Sen. Charles E. Schumer (search) of New York asked the White House homeland security adviser, Frances Townsend, to identify who provided to reporters last week the name of Mohammed Naeem Noor Khan (search) and why Khan's name was disclosed. Schumer also asked whether Townsend believed the disclosure had compromised national security.

"I believe that openness in government is generally the best policy, but the important exception should be anything that compromises national security," Schumer wrote in his letter to Townsend. He cited press statements by authorities in Pakistan and England that the disclosure was harmful to their investigations.

National security adviser Condoleezza Rice (search) acknowledged Sunday in a televised interview that Khan's name had been disclosed to reporters in Washington "on background," meaning that it could be published, but the information could not be attributed by name to the official who had revealed it.

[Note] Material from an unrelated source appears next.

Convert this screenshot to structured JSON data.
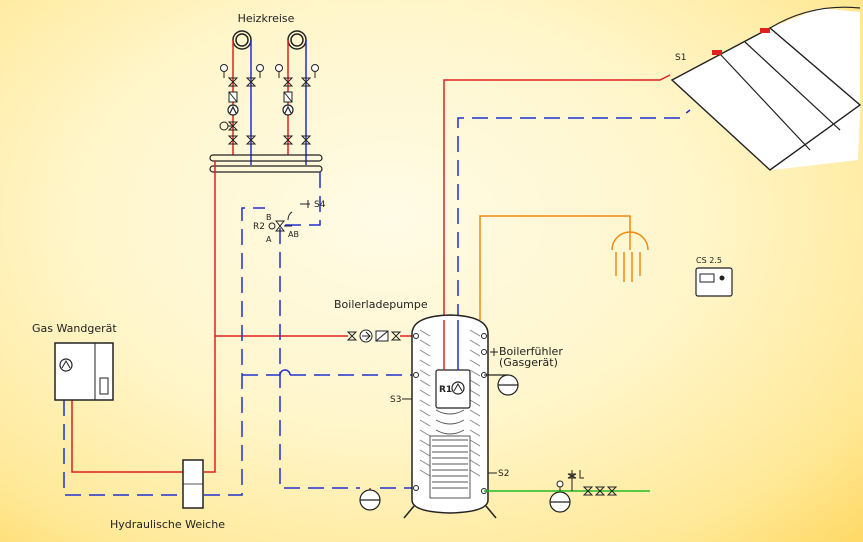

"The problem is that when you're trying to strike a balance between giving enough information to the public so that they know that you're dealing with a specific, credible, different kind of threat than you've dealt with in the past — you're always weighing that against kind of operational considerations," Rice said on a Sunday morning cable news show.

"We've tried to strike a balance," Rice added. "We think for the most part, we've struck a balance, but it's indeed a very difficult balance to strike."

The U.S. government's disclosure on Aug. 1 of Khan's arrest and some of the information tied to Khan came amid a furious defense by the Bush administration explaining its decision to warn one day earlier about possible attacks against U.S. financial buildings in New York, Washington and Newark, N.J.

White House spokesman Scott McClellan cautioned Monday that information may be more limited about future raids against Al Qaeda suspects.

"It is important that we recognize that sometimes there are ongoing operations under way," he said. "And as we move forward on capturing or bringing to justice Al Qaeda members, we need to keep that in mind. And sometimes we aren't able to go into as much detail we would like to because of those ongoing operations."

Khan, arrested July 13 in Pakistan, was described by authorities as a communications technician working for Al Qaeda who helped send electronic messages on behalf of the group's members.

U.S. and Pakistani officials, speaking on condition of anonymity, have confirmed that Khan agreed after his arrest to send e-mails to Al Qaeda members, and Khan received replies from at least some of them. Days after Khan's arrest, British authorities arrested 12 terror suspects in raids, including one person described as a senior al-Qaida operative, Abu Eisa al-Hindi, and Khan's cousin, Babar Ahmad.

U.S. officials and government interviews with other captured terror suspects indicated al-Hindi was sent to the United States in early 2001 by the principal architect of the Sept. 11 suicide hijackings to perform surveillance on economic and "Jewish" targets in New York.

Ahmad has been indicted in the United States on charges he tried to raise money for terrorism from 1998 through 2003. Authorities said he had battle group plans for Navy vessels in the Persian Gulf.